The financing products for the projects with the above profile are being shaped, and it would not be surprising to see financings similar in style to those for projects similar in nature, adapted for the specifics of green hydrogen and its maturity, to emerge very shortly.
In parallel, the ability to deliver competitively priced hydrogen will allow for a deep hydrogen commodity market to emerge faster. A key objective will therefore be to pre-empt and shape the financing structures that may emerge as the initial hydrogen production projects mature, and the hydrogen market as a commodity deepens. This, we hope and trust, should happen more quickly in this case than in other industries given the urgency of climate change action. One can anticipate, as a next step, offtake aggregation schemes, with a portfolio of projects selling to a portfolio of offtakers, in parallel to the emergence of a hydrogen spot and medium/long term derivative market. Going concern corporate-type refinancings may also ensue.
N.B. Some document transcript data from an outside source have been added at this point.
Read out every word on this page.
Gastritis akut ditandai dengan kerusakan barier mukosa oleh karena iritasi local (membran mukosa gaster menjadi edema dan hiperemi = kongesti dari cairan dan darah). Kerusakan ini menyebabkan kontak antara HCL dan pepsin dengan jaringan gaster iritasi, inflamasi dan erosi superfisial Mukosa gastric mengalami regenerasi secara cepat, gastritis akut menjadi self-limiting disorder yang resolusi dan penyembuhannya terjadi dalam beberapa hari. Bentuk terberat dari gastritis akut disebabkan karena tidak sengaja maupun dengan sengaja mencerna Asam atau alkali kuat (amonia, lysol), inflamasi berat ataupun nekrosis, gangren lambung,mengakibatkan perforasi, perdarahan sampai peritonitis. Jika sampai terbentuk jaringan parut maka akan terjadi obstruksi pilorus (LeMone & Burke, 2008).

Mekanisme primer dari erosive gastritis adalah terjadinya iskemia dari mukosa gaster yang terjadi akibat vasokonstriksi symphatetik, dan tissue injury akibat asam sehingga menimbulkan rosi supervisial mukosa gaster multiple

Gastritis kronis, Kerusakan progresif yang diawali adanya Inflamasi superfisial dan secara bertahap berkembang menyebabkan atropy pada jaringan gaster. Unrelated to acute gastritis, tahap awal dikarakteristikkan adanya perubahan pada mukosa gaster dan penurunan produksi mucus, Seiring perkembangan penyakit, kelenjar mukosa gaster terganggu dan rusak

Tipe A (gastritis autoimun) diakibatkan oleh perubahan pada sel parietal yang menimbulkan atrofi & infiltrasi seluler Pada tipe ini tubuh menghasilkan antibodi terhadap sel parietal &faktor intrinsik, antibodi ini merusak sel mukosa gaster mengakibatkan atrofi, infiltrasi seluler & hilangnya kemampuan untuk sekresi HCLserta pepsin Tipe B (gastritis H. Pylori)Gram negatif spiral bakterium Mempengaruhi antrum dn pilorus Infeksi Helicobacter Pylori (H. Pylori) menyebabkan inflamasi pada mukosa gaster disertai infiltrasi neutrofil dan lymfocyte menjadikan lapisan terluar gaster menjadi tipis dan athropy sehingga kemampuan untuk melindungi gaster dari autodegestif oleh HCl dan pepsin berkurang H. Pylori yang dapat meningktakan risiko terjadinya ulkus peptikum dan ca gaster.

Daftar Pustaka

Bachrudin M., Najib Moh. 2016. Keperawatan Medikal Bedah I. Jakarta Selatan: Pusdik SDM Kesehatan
While the tasks ahead, including in terms of shaping transport options, readying end users, and capacity building in every way, are significant, the speed with which the stakeholders and the market are mobilizing, point to a very fast-moving industry, catalysed by the urgency for climate change action. One thing is for sure: the shape of the energy market, and the hydrogen ecosystem, will be radically different from where things are now. And financing will undoubtedly be a key consideration in that transformation.